Il farmacista e la musica d’ambiente: attenzione ai diritti connessi!

(Corte di Cassazione, n. 53316/18)

L’utilizzatore (nella specie una farmacia che diffonde nei propri locali musica d’ambiente), non è penalmente responsabile per il mancato pagamento dei diritti connessi per musica d’ambiente riscossi da S.C.F. nel caso in cui il proprio music provider (tale Digiwork S.r.l.) non abbia provveduto a scrivere chiaro sul proprio contratto a chi spettasse tale onere.

Così ha deciso la Corte di Cassazione lo scorso 18 novembre (Sez. III Penale, 6 giugno – 28 novembre 2018, n. 53316) ritenendo che un farmacista – poiché non si può pretendere che conosca la complessa normativa di settore in tema di diritti connessi – non risponde del delitto di cui all’art. 171 lda che punisce chiunque: «ritrasmette su filo o per radio o registra in dischi fonografici o altri apparecchi analoghi le trasmissioni o ritrasmissioni radiofoniche o smercia i dischi fonografici o altri apparecchi indebitamente registrati».

Impregiudicata resta ovviamente la questione sul piano civile per cui SCF potrà riscuotere tutti i suoi arretrati, sia dal farmacista che dalla piattaforma di distribuzione che dal music provider. La diffusione di musica d’ambiente in locali commerciali, infatti, è un’utilizzazione lecita ove si assolvano gli obblighi di pagamento alla SIAE e a SCF, nonché, dopo la recente liberalizzazione del settore, anche a tutte le numerose collecting di diritto d’autore e connesso che ora popolano il mercato dell’intermediazione dei diritti.
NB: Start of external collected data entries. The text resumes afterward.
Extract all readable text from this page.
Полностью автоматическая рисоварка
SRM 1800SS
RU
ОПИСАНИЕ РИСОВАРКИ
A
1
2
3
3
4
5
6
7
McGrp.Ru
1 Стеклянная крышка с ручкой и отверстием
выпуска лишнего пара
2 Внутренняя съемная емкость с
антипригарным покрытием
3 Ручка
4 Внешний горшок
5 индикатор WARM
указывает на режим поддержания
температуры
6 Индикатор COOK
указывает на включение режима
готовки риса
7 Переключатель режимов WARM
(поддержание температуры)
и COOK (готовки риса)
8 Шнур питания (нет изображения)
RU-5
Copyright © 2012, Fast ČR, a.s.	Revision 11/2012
Dopo il D.Lgs. 35/2017, il mondo dell’intermediazione nella gestione del diritto d’autore e dei diritti connessi è cambiato, i controlli si sono intensificati, e non esiste praticamente esercizio commerciale che non debba in un modo o nell’altro preoccuparsi del corretto e legittimo l’utilizzo delle opere dell’ingegno. Sempre che non voglia rischiare conseguenza civili e penali!